The closing of Amazon’s $3.9 billion acquisition of One Medical gives the retail giant entrée into local community healthcare systems.
Across the country, One Medical operates more than 220 primary care offices in more than 28 U.S. markets. The sites include One Medical primary care offices, senior health offices specific for patients covered by Medicare, direct primary care clinics, and primary care offices for specific employee populations, the company says.
And in its more than two dozen metropolitan markets, One Medical has partnered with some of the nation’s largest and well-known locally operated healthcare systems from Mount Sinai Health System in New York and Mass General Brigham in Boston to UCSF Health in San Francisco.
The One Medical partnerships with local healthcare systems provide buyers of its membership healthcare platform a way to access more specialized services that are attractive to commercial health insurers and local employers that might include One Medical-Amazon health and pharmacy services in their health benefit packages.
Relationships with doctors and hospitals in communities across the country could help Amazon’s small but growing healthcare business gain referrals and relationships from more medical care providers.
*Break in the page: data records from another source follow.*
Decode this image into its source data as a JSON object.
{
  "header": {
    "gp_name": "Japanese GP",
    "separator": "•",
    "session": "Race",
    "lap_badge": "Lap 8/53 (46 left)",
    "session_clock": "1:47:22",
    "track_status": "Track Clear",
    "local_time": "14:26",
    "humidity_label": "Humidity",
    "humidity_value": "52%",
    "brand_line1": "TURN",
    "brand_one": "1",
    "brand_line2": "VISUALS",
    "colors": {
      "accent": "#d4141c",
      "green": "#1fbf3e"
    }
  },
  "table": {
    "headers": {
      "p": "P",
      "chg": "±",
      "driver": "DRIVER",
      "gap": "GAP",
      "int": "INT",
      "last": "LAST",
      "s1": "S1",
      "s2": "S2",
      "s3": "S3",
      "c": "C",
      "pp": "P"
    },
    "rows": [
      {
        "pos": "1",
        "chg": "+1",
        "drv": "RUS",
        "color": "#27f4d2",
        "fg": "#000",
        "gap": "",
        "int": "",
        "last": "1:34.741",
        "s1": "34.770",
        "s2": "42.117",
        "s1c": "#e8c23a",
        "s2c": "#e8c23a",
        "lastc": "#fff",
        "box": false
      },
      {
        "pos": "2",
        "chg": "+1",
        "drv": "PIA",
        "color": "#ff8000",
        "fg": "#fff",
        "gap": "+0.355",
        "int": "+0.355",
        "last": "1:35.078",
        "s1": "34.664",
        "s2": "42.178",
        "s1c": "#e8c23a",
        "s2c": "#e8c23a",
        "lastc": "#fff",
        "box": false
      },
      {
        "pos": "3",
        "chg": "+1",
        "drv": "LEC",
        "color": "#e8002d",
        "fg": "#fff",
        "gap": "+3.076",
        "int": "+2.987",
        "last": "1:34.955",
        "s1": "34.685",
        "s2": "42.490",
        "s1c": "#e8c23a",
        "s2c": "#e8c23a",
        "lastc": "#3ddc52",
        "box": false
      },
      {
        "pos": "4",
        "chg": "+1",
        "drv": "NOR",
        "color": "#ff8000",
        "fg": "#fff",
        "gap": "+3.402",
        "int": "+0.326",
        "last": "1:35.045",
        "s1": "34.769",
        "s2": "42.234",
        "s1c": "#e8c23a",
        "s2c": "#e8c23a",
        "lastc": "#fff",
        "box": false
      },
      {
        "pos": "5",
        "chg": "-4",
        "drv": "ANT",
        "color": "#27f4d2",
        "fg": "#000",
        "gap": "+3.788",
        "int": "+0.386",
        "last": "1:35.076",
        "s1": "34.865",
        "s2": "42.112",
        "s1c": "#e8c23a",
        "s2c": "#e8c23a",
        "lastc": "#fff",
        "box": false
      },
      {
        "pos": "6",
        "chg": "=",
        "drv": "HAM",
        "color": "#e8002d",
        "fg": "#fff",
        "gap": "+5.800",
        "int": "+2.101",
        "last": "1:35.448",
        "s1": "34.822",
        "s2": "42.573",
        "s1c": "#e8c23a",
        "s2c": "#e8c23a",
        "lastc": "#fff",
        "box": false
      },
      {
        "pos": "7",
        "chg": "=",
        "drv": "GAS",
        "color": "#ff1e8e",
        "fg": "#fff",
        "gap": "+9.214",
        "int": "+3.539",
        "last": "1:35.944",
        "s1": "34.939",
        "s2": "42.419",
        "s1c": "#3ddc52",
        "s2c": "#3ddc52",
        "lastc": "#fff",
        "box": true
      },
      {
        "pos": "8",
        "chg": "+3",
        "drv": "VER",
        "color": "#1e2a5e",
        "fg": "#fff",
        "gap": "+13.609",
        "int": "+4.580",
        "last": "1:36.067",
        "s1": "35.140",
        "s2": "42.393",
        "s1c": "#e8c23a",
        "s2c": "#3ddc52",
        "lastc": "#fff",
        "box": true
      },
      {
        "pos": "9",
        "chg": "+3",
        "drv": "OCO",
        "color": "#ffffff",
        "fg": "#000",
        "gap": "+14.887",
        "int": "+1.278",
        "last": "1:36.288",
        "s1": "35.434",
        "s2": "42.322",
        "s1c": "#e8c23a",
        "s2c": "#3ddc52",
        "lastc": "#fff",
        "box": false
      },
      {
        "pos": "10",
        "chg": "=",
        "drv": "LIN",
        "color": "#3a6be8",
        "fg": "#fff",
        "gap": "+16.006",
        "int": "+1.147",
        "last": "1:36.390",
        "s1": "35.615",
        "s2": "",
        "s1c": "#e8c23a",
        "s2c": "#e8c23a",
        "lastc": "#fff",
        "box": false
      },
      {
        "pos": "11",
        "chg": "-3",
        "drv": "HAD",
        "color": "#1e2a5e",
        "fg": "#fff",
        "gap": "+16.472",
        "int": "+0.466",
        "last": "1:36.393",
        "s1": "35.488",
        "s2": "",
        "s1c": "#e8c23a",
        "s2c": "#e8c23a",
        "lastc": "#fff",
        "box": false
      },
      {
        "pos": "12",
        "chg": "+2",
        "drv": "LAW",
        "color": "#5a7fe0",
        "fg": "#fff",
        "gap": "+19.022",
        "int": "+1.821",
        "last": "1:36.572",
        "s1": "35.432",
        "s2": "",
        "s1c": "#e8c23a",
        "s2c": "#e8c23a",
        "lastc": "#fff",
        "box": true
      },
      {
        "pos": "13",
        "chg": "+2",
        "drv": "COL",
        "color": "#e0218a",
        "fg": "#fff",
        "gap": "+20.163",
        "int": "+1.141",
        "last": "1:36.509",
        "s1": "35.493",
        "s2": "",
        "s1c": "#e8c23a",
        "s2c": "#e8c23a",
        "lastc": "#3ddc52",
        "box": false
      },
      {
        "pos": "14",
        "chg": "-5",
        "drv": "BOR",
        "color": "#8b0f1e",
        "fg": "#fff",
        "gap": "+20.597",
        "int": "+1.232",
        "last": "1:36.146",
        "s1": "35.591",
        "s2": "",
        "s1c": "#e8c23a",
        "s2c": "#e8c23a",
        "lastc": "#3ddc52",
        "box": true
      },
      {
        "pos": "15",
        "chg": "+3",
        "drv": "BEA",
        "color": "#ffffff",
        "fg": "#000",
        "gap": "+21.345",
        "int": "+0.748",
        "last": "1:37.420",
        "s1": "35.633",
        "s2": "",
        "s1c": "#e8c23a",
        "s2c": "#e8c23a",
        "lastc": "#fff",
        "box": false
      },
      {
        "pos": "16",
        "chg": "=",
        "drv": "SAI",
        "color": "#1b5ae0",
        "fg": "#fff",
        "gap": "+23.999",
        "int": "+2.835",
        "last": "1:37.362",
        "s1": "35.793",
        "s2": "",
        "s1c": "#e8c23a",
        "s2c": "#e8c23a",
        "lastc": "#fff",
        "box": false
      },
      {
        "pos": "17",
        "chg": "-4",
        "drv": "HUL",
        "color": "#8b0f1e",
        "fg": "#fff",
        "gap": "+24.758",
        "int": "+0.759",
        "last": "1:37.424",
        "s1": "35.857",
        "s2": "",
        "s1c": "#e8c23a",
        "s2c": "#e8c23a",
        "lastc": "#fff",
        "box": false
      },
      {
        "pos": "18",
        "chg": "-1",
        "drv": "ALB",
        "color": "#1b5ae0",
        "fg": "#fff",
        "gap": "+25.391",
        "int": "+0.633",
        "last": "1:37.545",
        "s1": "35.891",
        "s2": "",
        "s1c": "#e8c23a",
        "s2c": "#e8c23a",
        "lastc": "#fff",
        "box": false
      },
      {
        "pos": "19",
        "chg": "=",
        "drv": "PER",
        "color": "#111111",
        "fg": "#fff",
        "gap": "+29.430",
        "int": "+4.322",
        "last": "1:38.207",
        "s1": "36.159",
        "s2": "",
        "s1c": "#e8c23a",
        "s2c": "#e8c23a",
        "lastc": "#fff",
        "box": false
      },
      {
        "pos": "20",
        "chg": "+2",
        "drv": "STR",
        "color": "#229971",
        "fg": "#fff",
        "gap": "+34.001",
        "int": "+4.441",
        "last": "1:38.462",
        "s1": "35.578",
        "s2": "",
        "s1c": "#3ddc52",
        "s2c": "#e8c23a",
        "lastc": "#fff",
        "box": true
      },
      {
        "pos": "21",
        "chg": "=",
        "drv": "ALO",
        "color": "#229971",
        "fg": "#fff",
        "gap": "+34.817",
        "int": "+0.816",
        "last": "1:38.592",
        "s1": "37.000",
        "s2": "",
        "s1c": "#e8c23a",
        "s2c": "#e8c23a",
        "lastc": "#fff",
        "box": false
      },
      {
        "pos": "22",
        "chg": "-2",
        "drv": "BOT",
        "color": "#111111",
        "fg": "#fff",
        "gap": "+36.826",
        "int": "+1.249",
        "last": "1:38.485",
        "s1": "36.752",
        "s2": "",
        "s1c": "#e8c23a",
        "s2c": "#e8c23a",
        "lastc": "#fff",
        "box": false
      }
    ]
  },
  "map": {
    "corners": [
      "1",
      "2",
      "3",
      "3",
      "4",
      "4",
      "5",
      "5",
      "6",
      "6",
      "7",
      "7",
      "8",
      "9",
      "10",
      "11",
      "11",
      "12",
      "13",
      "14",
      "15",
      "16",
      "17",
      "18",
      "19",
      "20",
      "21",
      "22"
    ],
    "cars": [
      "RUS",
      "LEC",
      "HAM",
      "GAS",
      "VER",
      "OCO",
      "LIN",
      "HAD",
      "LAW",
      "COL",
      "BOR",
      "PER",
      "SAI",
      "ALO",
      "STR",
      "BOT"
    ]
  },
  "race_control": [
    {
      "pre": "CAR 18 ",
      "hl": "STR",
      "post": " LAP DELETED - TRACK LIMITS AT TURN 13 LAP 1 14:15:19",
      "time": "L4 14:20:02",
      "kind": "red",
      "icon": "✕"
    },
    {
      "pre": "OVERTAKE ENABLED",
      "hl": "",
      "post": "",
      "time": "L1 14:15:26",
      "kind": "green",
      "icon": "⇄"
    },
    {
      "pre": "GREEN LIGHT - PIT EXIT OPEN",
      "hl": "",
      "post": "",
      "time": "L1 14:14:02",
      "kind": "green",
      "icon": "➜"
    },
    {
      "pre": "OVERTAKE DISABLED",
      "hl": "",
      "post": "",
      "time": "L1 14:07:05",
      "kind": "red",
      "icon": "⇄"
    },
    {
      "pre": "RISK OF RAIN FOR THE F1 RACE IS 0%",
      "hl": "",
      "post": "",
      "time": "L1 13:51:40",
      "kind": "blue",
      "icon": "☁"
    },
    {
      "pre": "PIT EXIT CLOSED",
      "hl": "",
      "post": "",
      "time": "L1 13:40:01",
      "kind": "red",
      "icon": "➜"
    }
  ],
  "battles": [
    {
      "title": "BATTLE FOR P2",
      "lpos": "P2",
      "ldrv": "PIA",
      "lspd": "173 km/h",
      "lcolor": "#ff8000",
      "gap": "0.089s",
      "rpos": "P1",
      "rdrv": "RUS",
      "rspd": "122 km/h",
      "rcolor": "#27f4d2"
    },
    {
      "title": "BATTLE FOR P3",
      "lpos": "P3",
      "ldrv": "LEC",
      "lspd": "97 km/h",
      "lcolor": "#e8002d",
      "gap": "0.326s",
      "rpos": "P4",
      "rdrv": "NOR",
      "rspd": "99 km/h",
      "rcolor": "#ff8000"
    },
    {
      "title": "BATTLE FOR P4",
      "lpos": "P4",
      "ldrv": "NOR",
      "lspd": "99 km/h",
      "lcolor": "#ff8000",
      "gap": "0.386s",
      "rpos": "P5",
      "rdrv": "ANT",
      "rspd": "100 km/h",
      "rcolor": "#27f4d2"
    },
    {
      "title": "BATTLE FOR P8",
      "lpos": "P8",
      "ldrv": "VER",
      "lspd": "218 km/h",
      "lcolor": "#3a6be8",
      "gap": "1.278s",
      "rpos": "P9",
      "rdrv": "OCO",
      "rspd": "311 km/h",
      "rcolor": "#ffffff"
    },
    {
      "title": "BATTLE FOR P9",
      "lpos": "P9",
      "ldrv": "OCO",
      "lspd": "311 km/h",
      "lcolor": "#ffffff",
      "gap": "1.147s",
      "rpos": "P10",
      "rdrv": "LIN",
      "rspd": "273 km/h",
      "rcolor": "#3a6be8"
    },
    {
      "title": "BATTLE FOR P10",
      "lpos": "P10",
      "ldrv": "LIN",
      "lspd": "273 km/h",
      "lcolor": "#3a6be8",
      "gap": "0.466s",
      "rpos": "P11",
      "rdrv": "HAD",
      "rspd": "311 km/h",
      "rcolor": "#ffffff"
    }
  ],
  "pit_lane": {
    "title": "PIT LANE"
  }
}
It could also help Amazon gain more relationships with prescribing physicians needed to boost prescriptions for Amazon’s growing Amazon Pharmacy business, which the retailer entered with its 2018 acquisition of PillPack.
In Atlanta, for example, One Medical works in collaboration with the Emory Healthcare Network, which is one of the area’s largest providers of medical care. In New York, One Medical works in collaboration with Mount Sinai Health System and in Chicago, One Medical works in collaboration with Advocate Healthcare, which is the area’s largest provider of medical care.
“The partnership provides One Medical’s Chicago members with streamlined access to Advocate Aurora’s vast, high-quality network of specialists and hospitals,” Advocate and One Medical said when the collaboration was launched three years ago. “Together, the two organizations aim to transform the health care experience through highly coordinated, digitally-enabled care that impacts wellness and value for consumers and employers.”
One Medical’s “partnership” revenue grew 15% last year to $257.6 million compared to $224 million in 2021, the company disclosed in its annual earnings report released earlier this week. Though One Medical continued to lose money last year, its total revenue eclipsed $1 billion for the first time, soaring 68% to $1.05 billion compared to $623.3 million in the year-ago period.
Thus far, the local healthcare systems haven’t seen One Medical as a threat but rather a partner that compliments what they already have locally. This will be key as the healthcare industry is working to address social determinants of health and pursue the value-based approach to providing healthcare services that emphasizes healthcare in the right place, at the right time and in the right amount.
“We now set our sights on delivering even further positive impacts for consumers, employers, care teams, and health networks, as we join Amazon with its long-term orientation, history of invention, and passion for reimagining a better future,” One Medical chief executive Amir Dan Rubin said in announcing the deal’s closing Wednesday.